# pictures



## BillieJeAn (Oct 20, 2011)

Waffles  
she started shedding today, but these are pictures of yesterday. She's shed her head and her chin seems EXTRA white now. i'll post pictures of her when she's completely shed


----------



## Strange_Evil (Oct 20, 2011)

Gorgeous tegu.


----------



## BillieJeAn (Oct 20, 2011)

thanks


----------



## babyyitslove (Oct 20, 2011)

She's so tiny! Little pocket sized tegu.


You'll laugh at these pictures in a year or two. Lol


----------



## BillieJeAn (Oct 20, 2011)

she is tiny, but man, she's growing fast! she's grown five inches already

lol yeah, when she's bigger than the household dogs i wont even be able to imagine how small she was


----------



## Aardbark (Oct 20, 2011)

Looks great. I always love those pics where the gu is like, "Eeep!"

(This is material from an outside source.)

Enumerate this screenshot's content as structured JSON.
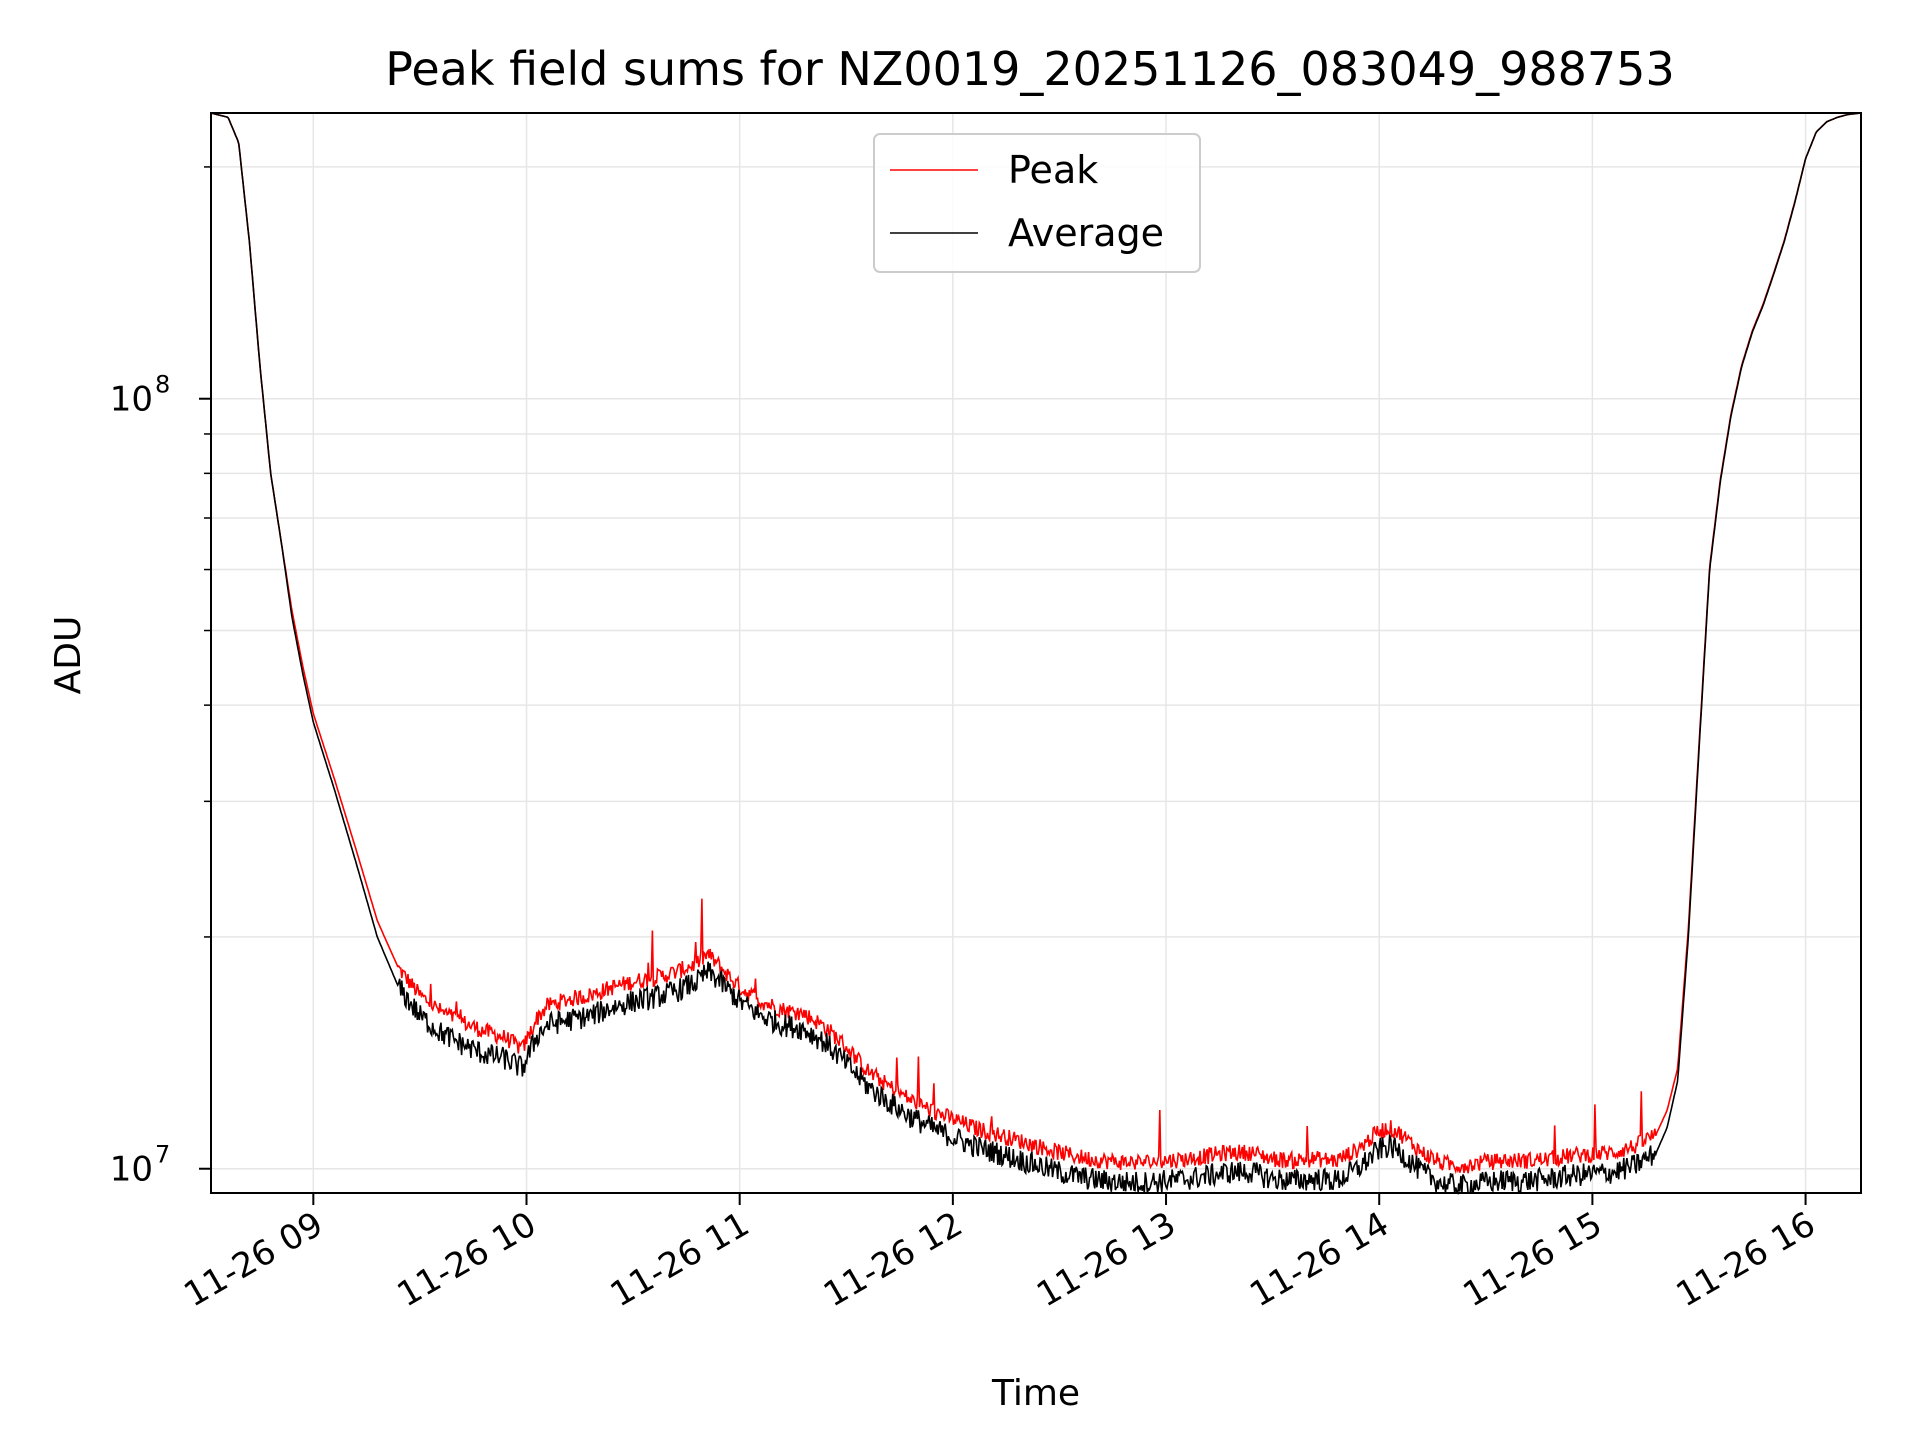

Where did you get the name Waffles? Its a great name.


----------



## BillieJeAn (Oct 21, 2011)

Aardbark said:


> Looks great. I always love those pics where the gu is like, "Eeep!"
> 
> Where did you get the name Waffles? Its a great name.



Thanks haha. 

Waffles, I was eating waffles when she got to my house. And she's totally sweet like waffles


----------



## BillieJeAn (Oct 21, 2011)

http://www.youtube.com/watch?v=3iBoJ8mslL0&feature=youtube_gdata_player


----------



## Aardbark (Oct 21, 2011)

You should feed her.. waffles.


----------



## BillieJeAn (Oct 21, 2011)

Pahaha. She would probably eat it! She eats any kind of food infront of her


----------